Un an après la création de Pôle emploi, il est possible de se livrer à un point d’étape sans verser ni dans l’autosatisfaction inappropriée, ni dans les critiques trop faciles qui feignent d’ignorer les avancées réelles des derniers mois et le contexte dans lequel cette réforme s’est déployée.
Je dis bien un point d’étape, et non un bilan : cette immense réforme ne sera pleinement achevée qu’au bout de trois ans ; il sera alors temps de se livrer à l’exercice du bilan, et je peux déjà vous dire que je ne crains pas la comparaison qui sera alors faite avec le vieux système ANPE – Assedic.

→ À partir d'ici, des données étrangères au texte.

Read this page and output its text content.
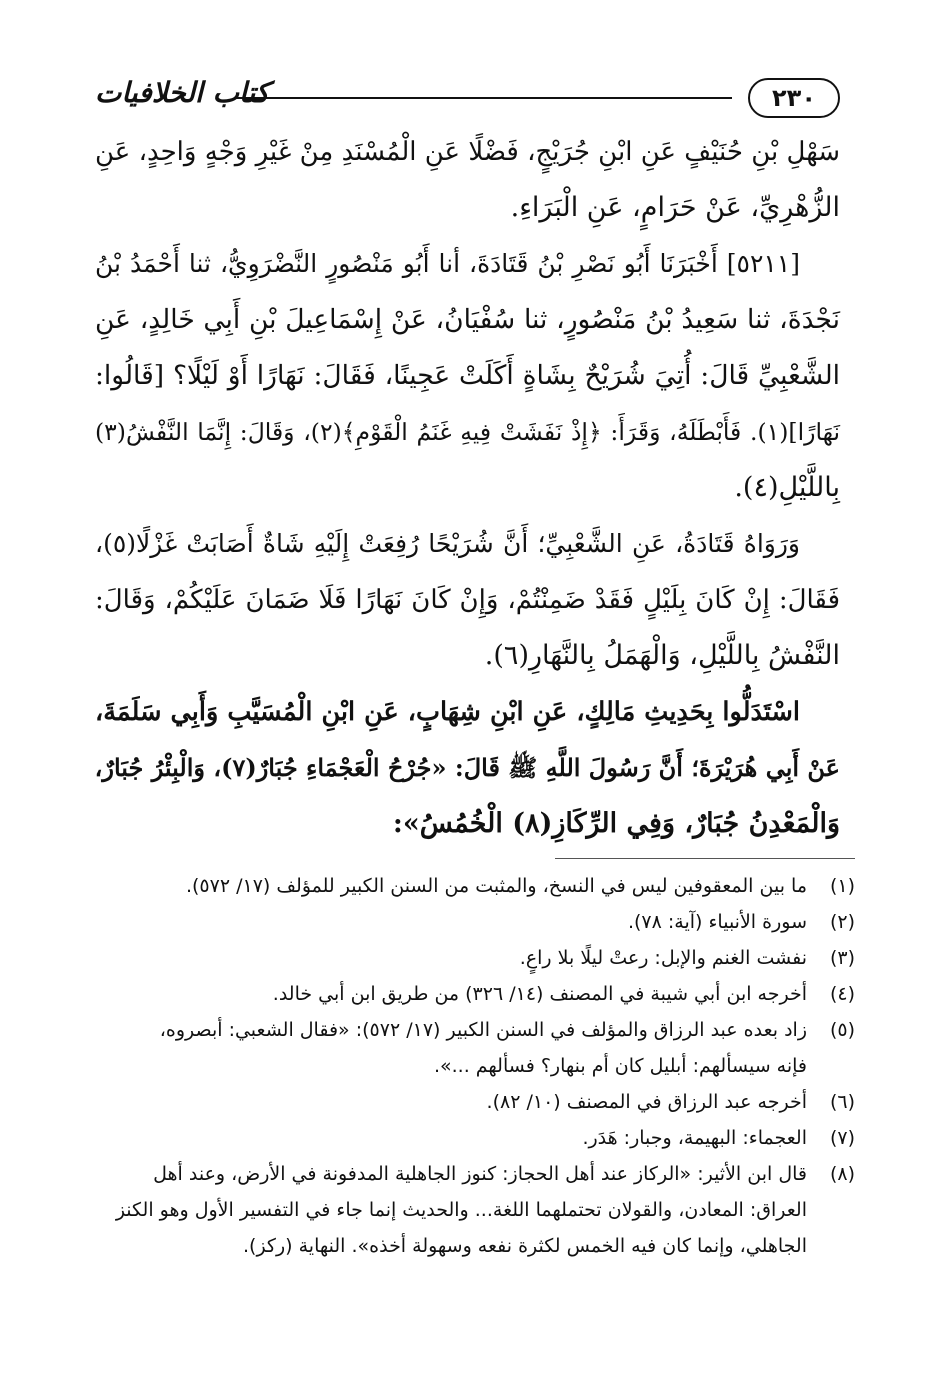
٢٣٠
كتاب الخلافيات
سَهْلِ بْنِ حُنَيْفٍ عَنِ ابْنِ جُرَيْجٍ، فَضْلًا عَنِ الْمُسْنَدِ مِنْ غَيْرِ وَجْهٍ وَاحِدٍ، عَنِ
الزُّهْرِيِّ، عَنْ حَرَامٍ، عَنِ الْبَرَاءِ.
[٥٢١١] أَخْبَرَنَا أَبُو نَصْرِ بْنُ قَتَادَةَ، أنا أَبُو مَنْصُورٍ النَّضْرَوِيُّ، ثنا أَحْمَدُ بْنُ
نَجْدَةَ، ثنا سَعِيدُ بْنُ مَنْصُورٍ، ثنا سُفْيَانُ، عَنْ إِسْمَاعِيلَ بْنِ أَبِي خَالِدٍ، عَنِ
الشَّعْبِيِّ قَالَ: أُتِيَ شُرَيْحٌ بِشَاةٍ أَكَلَتْ عَجِينًا، فَقَالَ: نَهَارًا أَوْ لَيْلًا؟ [قَالُوا:
نَهَارًا](١). فَأَبْطَلَهُ، وَقَرَأَ: ﴿إِذْ نَفَشَتْ فِيهِ غَنَمُ الْقَوْمِ﴾(٢)، وَقَالَ: إِنَّمَا النَّفْشُ(٣)
بِاللَّيْلِ(٤).
وَرَوَاهُ قَتَادَةُ، عَنِ الشَّعْبِيِّ؛ أَنَّ شُرَيْحًا رُفِعَتْ إِلَيْهِ شَاةٌ أَصَابَتْ غَزْلًا(٥)،
فَقَالَ: إِنْ كَانَ بِلَيْلٍ فَقَدْ ضَمِنْتُمْ، وَإِنْ كَانَ نَهَارًا فَلَا ضَمَانَ عَلَيْكُمْ، وَقَالَ:
النَّفْشُ بِاللَّيْلِ، وَالْهَمَلُ بِالنَّهَارِ(٦).
اسْتَدَلُّوا بِحَدِيثِ مَالِكٍ، عَنِ ابْنِ شِهَابٍ، عَنِ ابْنِ الْمُسَيَّبِ وَأَبِي سَلَمَةَ،
عَنْ أَبِي هُرَيْرَةَ؛ أَنَّ رَسُولَ اللَّهِ ﷺ قَالَ: «جُرْحُ الْعَجْمَاءِ جُبَارٌ(٧)، وَالْبِئْرُ جُبَارٌ،
وَالْمَعْدِنُ جُبَارٌ، وَفِي الرِّكَازِ(٨) الْخُمُسُ»:
(١)
ما بين المعقوفين ليس في النسخ، والمثبت من السنن الكبير للمؤلف (١٧/ ٥٧٢).
(٢)
سورة الأنبياء (آية: ٧٨).
(٣)
نفشت الغنم والإبل: رعتْ ليلًا بلا راعٍ.
(٤)
أخرجه ابن أبي شيبة في المصنف (١٤/ ٣٢٦) من طريق ابن أبي خالد.
(٥)
زاد بعده عبد الرزاق والمؤلف في السنن الكبير (١٧/ ٥٧٢): «فقال الشعبي: أبصروه،
فإنه سيسألهم: أبليل كان أم بنهار؟ فسألهم ...».
(٦)
أخرجه عبد الرزاق في المصنف (١٠/ ٨٢).
(٧)
العجماء: البهيمة، وجبار: هَدَر.
(٨)
قال ابن الأثير: «الركاز عند أهل الحجاز: كنوز الجاهلية المدفونة في الأرض، وعند أهل
العراق: المعادن، والقولان تحتملهما اللغة... والحديث إنما جاء في التفسير الأول وهو الكنز الجاهلي، وإنما كان فيه الخمس لكثرة نفعه وسهولة أخذه». النهاية (ركز).
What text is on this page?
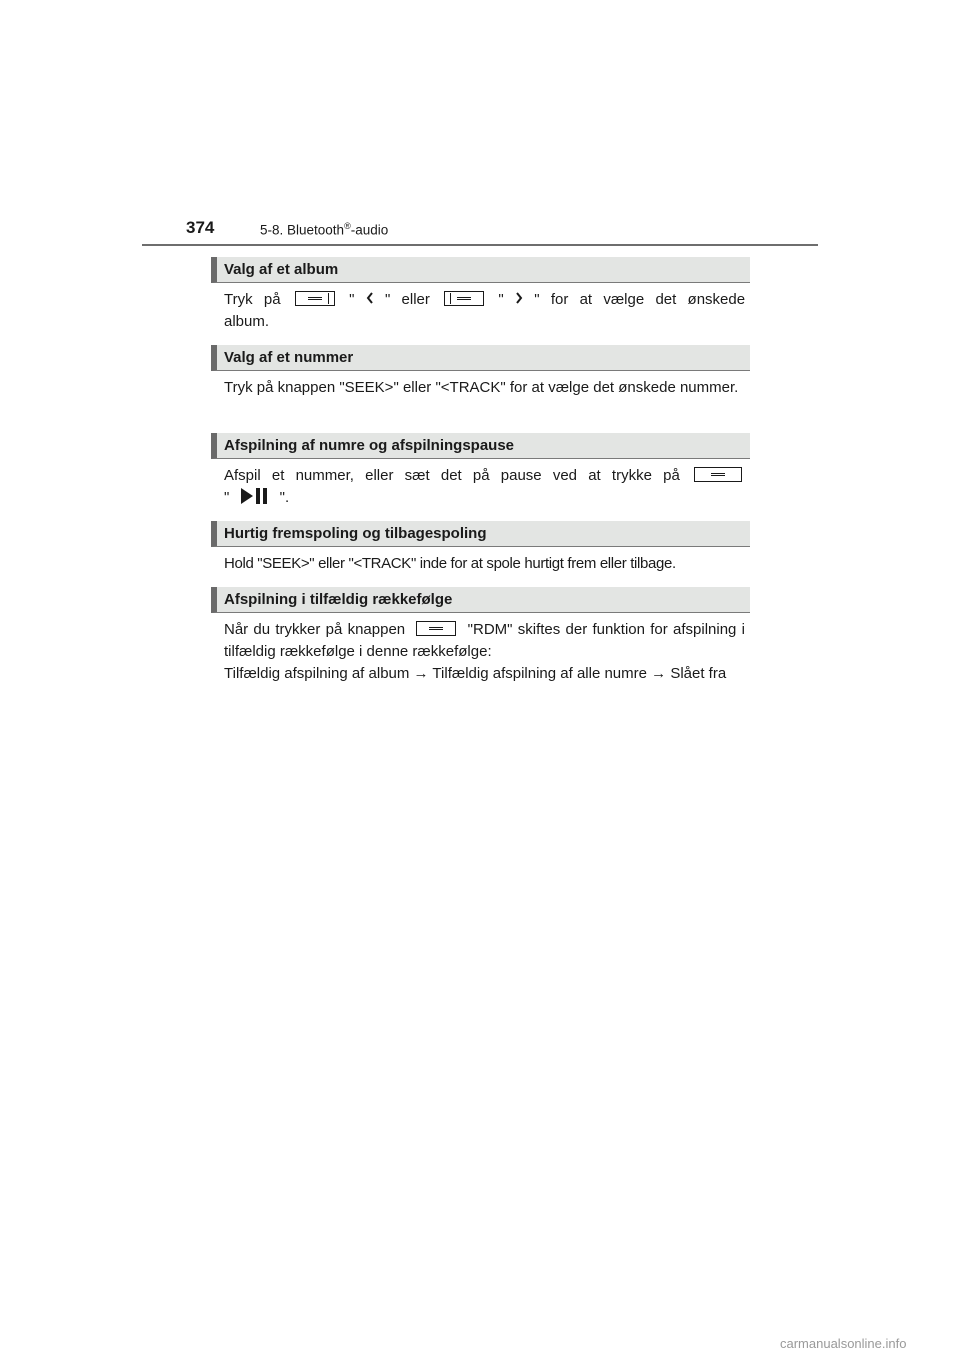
374	5-8. Bluetooth®-audio
Valg af et album
Tryk på	" " eller	" " for at vælge det ønskede
album.
Valg af et nummer
Tryk på knappen "SEEK>" eller "<TRACK" for at vælge det ønskede nummer.
Afspilning af numre og afspilningspause
Afspil et nummer, eller sæt det på pause ved at trykke på
"	".
Hurtig fremspoling og tilbagespoling
Hold "SEEK>" eller "<TRACK" inde for at spole hurtigt frem eller tilbage.
Afspilning i tilfældig rækkefølge
Når du trykker på knappen	"RDM" skiftes der funktion for afspilning i tilfældig rækkefølge i denne rækkefølge:
Tilfældig afspilning af album → Tilfældig afspilning af alle numre → Slået fra
carmanualsonline.info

Au terme de la première de ces trois années, où en sommes-nous ? Malgré le vent contraire, avec une crise économique sans précédent depuis les années 30, les fondations sont posées :
- nous avons aujourd’hui plus de 850 sites mixtes sur l’ensemble du territoire. Concrètement ? cela veut par exemple dire qu’il y a sur le territoire plus de 850 sites pour s’occuper des questions d’indemnisation, contre seulement 650 antennes Assedic auparavant.
- les parcours des demandeurs d’emploi ont été considérablement simplifiés. Concrètement ? dans 90 % des cas la procédure d’inscription est bouclée en cinq jours et la moyenne pour l’instruction du dossier d’indemnisation est entre cinq et dix jours
- le niveau de services offerts a été harmonisé entre demandeurs d’emplois indemnisés et ceux qui ne le sont pas. Concrètement ? Avant la fusion, quatre demandeurs d’emploi sur dix n’avaient pas accès à certains services (aides à la mobilité, formations), du simple fait de son statut. Désormais, tous les demandeurs d’emploi ont droit aux mêmes services : on regarde leurs besoins, ce qu’on est en mesure de leur proposer, mais on ne les élimine plus d’office car ils ne sont pas dans la bonne case.
- le 3949 unique a été mis en place, sa surtaxation éliminée. Concrètement ? Alors que les appels depuis un mobile étaient auparavant surtaxés et pouvaient atteindre un coût supérieur à 30 ou 40 centimes d’euros la minute, ils sont depuis avril inclus dans les forfaits ou facturés au prix d’une communication normale lorsqu’il n’y a pas de forfait.
Certes tout n’a pas été parfait, il y a des difficultés que je ne nie pas, tant pour les demandeurs d’emploi que pour les agents. Mais là aussi, voyons les choses avec honnêteté : il y a eu sur un an + 25 % de demandeurs d’emploi. Quel autre service public aurait été capable sur un an d’absorber 25 % d’usagers supplémentaires sans blocage important ? Là, des difficultés oui, mais pas de retard d’indemnisation, pas de files d’attente devant les agences, encore moins de fermetures d’agence au pic de la crise.
C’est lié d’une part à la réactivité du gouvernement pour adapter les effectifs à la situation de crise de l’emploi, avec près de 4000 renforts dédiés tout au long de l’année. Mais aussi et surtout, et je le dis même si ça ne rend pas populaire, au dévouement, au professionnalisme et à l’esprit de responsabilité des agents de Pôle emploi qui méritent bien mieux que les attaques que je peux lire ici ou là.
Fondations solides donc mais le cœur et l’ambition de cette réforme ce ne sont pas les structures. Il s’agit d’offrir un meilleur service aux demandeurs d’emploi et aux entreprises, ce sera notre priorité pour le second palier de la fusion en 2010, autour de quatre axes :
- L’amélioration de l’offre entreprise de Pôle emploi car on ne peut se permettre de laisser vacant un seul emploi dans le contexte actuel.
- Le développement des aides à la mobilité
- Une meilleure offre de formations, notamment pour les compétences-clés
- Une modernisation des services accessibles sur internet, qui est aujourd’hui un levier majeur pour la recherche d’emploi.